Other factors complicating the process included varying costs of water sources caused by lease contracts and energy prices. In addition, strict quality requirements led to increasingly complex treatment processes that were sensitive to production output level changes.

Recently, PWN implemented a rule engine application that forecasts drinking water demand based on factors such as district, day of the week, and weather. The rule engine calculates production levels at each company plant to meet demand while minimizing production cost. This new system makes it possible to reduce the number of production rate changes to once a day.

PWN has also implemented a new Siemens automated control system (PCS-7) that allows the water company to control all plants from one site-independent location, maximizing operational flexibility and making it possible for the rule engine application to run each plant without manual intervention.

The new approach is so much more efficient that it has increased the demand level that existing plants can meet by more than 10%. That means PWN will be able to postpone its expected $30 million to $50 million investment in new production capacity for 10 to 20 years.

Clean water, low cost

PWN operates several hundred wells, 25 water treatment and distribution plants, and a large distribution network. Part of the company’s output consists of pumping surface water into sand dunes for storage, then pumping it back out through nearby wells. Part of the drinking water is produced from surface water by complex and highly sensitive processes such as membrane filtration or UV/H2O2 treatment.

Fewer adjustments

The new process, a response to increasing pollution levels and stricter legislation, requires more complex control strategies. A decade ago, operators worked at the company’s eight control rooms around the clock. Since then, PWN has invested in process automation equipment to reduce the number of control rooms to three.

Before, operators had only a general idea of future demand so they continuously adjusted production levels in the plants to maintain reservoir levels they were sure would avoid shortfalls. Frequent adjustments were required to maintain appropriate reservoir levels. On the average, more than 10 adjustments were made in each plant in a typical 24-hr period.

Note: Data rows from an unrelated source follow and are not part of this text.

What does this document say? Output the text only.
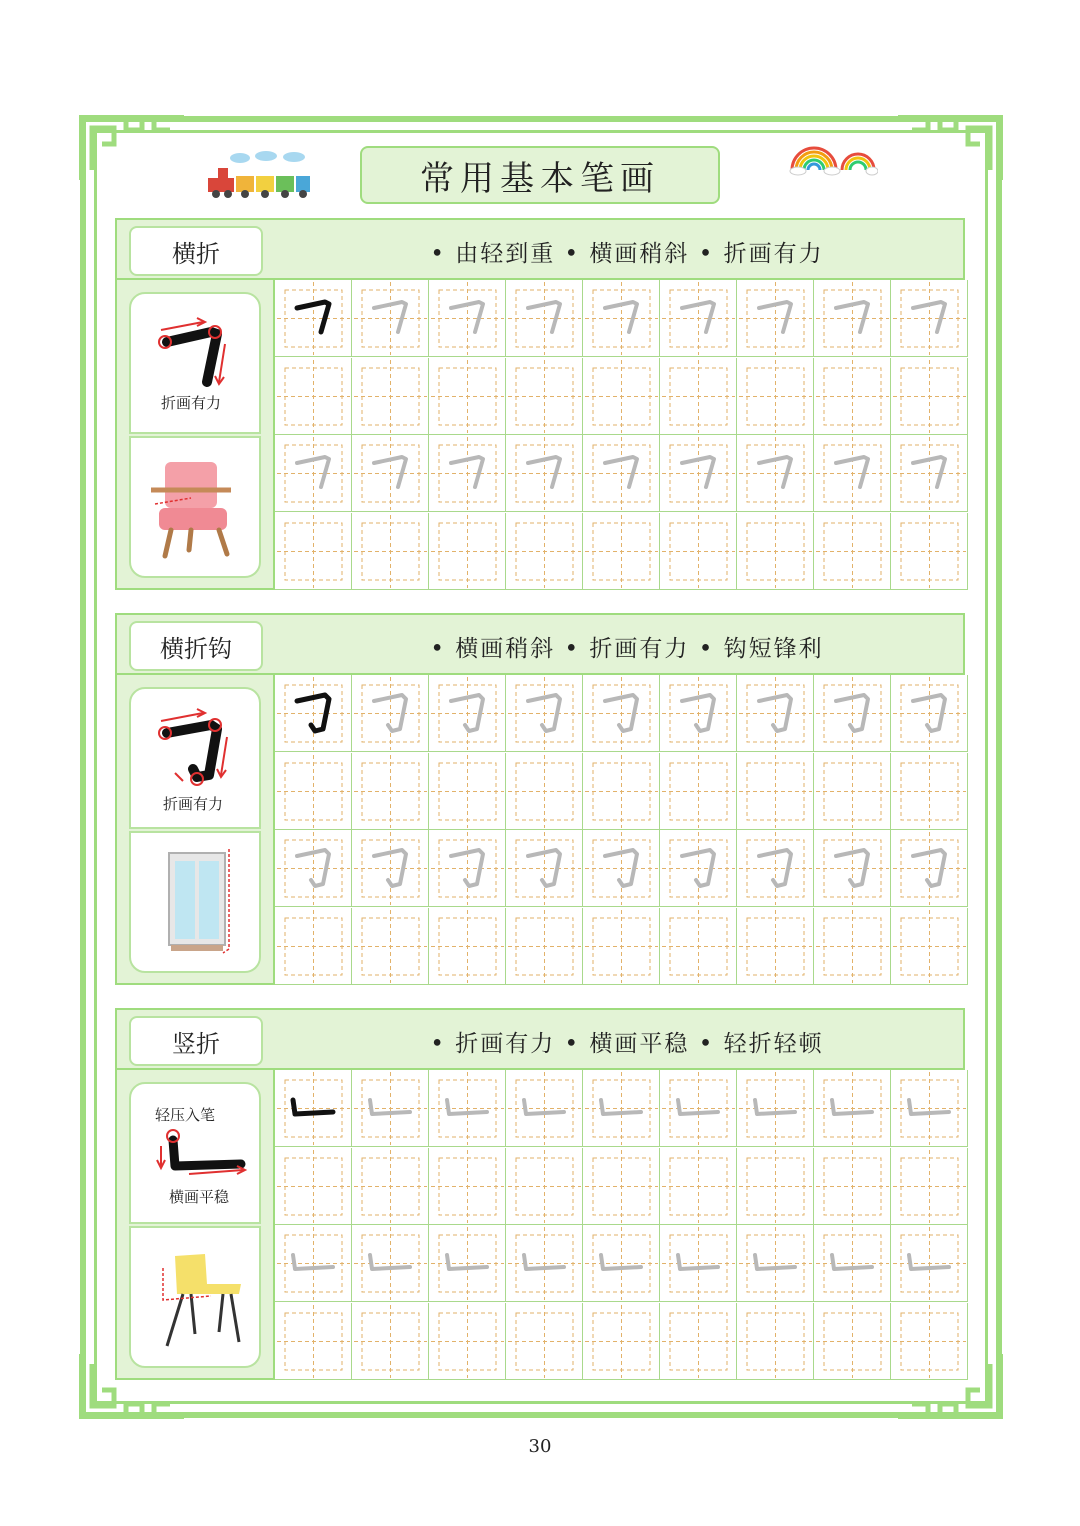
常用基本笔画
横折	• 由轻到重 • 横画稍斜 • 折画有力
折画有力
横折钩	• 横画稍斜 • 折画有力 • 钩短锋利
折画有力
竖折	• 折画有力 • 横画平稳 • 轻折轻顿
轻压入笔
横画平稳
30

Before, operators had a general idea of the cost of different water sources but had no time to make the detailed calculations necessary to optimize costs. Moreover, sudden adjustments to flow levels through water treatment processes can affect drinking water quality.

Because of these difficulties, PWN management adopted a new process control philosophy: establish centralized, location-independent control and unstaffed control rooms.

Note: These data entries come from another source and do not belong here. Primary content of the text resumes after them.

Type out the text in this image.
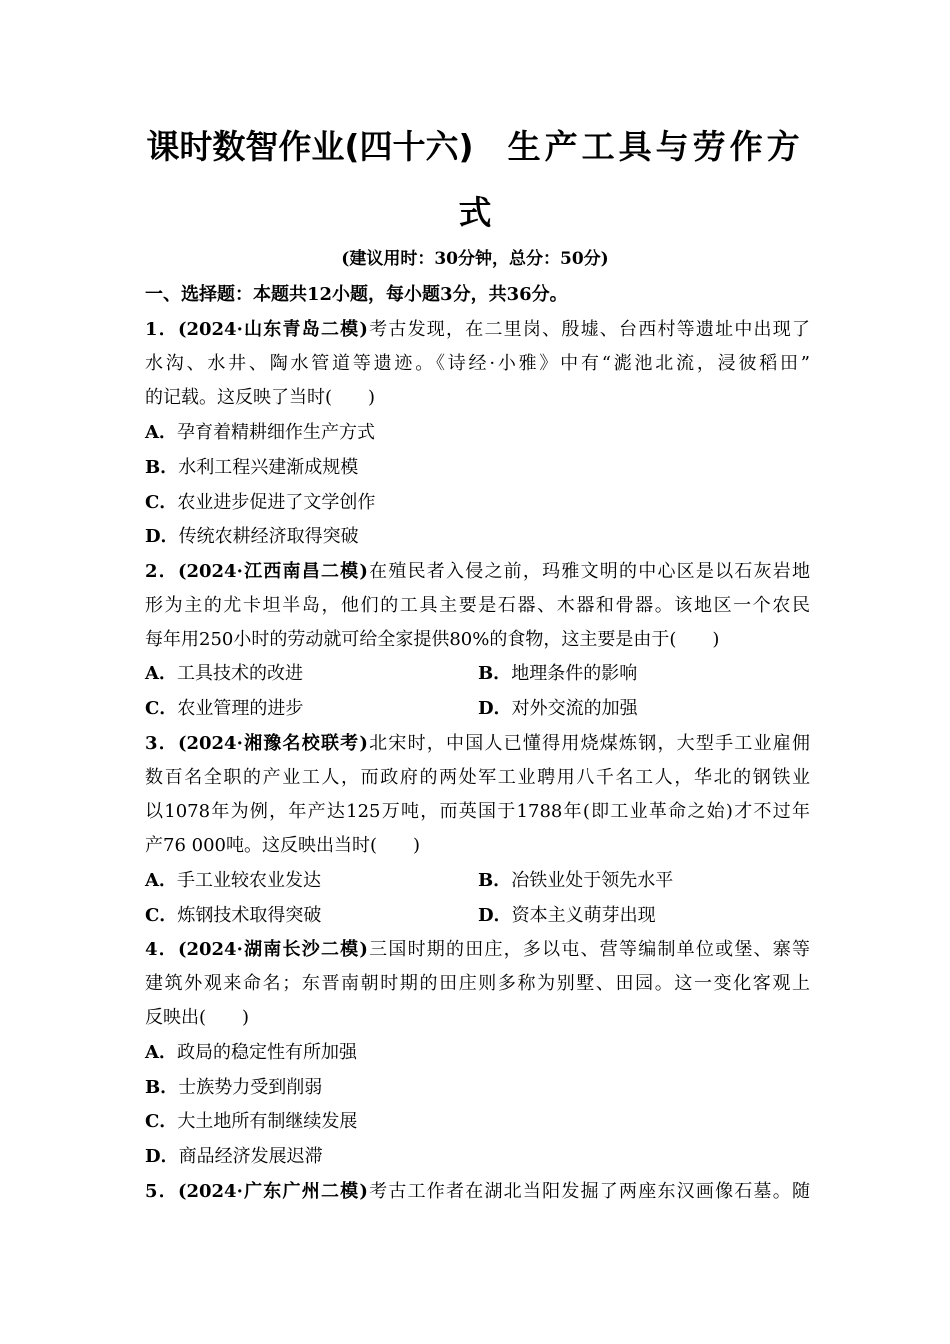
课时数智作业(四十六) 生产工具与劳作方
式
(建议用时：30分钟，总分：50分)
一、选择题：本题共12小题，每小题3分，共36分。
1．(2024·山东青岛二模)考古发现，在二里岗、殷墟、台西村等遗址中出现了
水沟、水井、陶水管道等遗迹。《诗经·小雅》中有“滮池北流，浸彼稻田”
的记载。这反映了当时(　　)
A．孕育着精耕细作生产方式
B．水利工程兴建渐成规模
C．农业进步促进了文学创作
D．传统农耕经济取得突破
2．(2024·江西南昌二模)在殖民者入侵之前，玛雅文明的中心区是以石灰岩地
形为主的尤卡坦半岛，他们的工具主要是石器、木器和骨器。该地区一个农民
每年用250小时的劳动就可给全家提供80%的食物，这主要是由于(　　)
A．工具技术的改进	B．地理条件的影响
C．农业管理的进步	D．对外交流的加强
3．(2024·湘豫名校联考)北宋时，中国人已懂得用烧煤炼钢，大型手工业雇佣
数百名全职的产业工人，而政府的两处军工业聘用八千名工人，华北的钢铁业
以1078年为例，年产达125万吨，而英国于1788年(即工业革命之始)才不过年
产76 000吨。这反映出当时(　　)
A．手工业较农业发达	B．冶铁业处于领先水平
C．炼钢技术取得突破	D．资本主义萌芽出现
4．(2024·湖南长沙二模)三国时期的田庄，多以屯、营等编制单位或堡、寨等
建筑外观来命名；东晋南朝时期的田庄则多称为别墅、田园。这一变化客观上
反映出(　　)
A．政局的稳定性有所加强
B．士族势力受到削弱
C．大土地所有制继续发展
D．商品经济发展迟滞
5．(2024·广东广州二模)考古工作者在湖北当阳发掘了两座东汉画像石墓。随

“Because we were breaking new ground from an organizational and technological standpoint, it was important to find a consultant with the experience and expertise needed to guide us,” said Antoine Freijters, manager for operations and water technology for PWN. The company selected Vertis BV because of its experience developing control strategies and because of its strong communications skills, which helped to sell the project at all organizational levels.

“A main challenge was the tension between the increasing span of control of the operators and their increasing distance from the physical processes versus the need for short reaction times in case the process control system requires manual interference,” said Peer Kamp, PWN’s innovation manager. “One question was how to design control systems in such a way that process operators, relying on an automatic pilot 99% of the time, can step in effectively when abnormal situations occur. With the help of Vertis, we developed a new process-automation philosophy aimed at creating a uniform and crystal-clear human-machine interface format. We discussed ergonomic guidelines, developed a new alarm philosophy, set up a layered structure for process automation, and defined a set of software requirements.”

Developing an expert system

The existing process control system was replaced by a Siemens PCS 7 control system. The new system makes it possible to control all company facilities from any location, reducing the number of operators required to control the company’s water production network. Next, an expert system was developed to capture and deploy human expertise using models, rules, and procedures to forecast the next day’s demand for drinking water and determine production levels that meet that demand, typically with only one setpoint change per day and one additional adjustment, if needed.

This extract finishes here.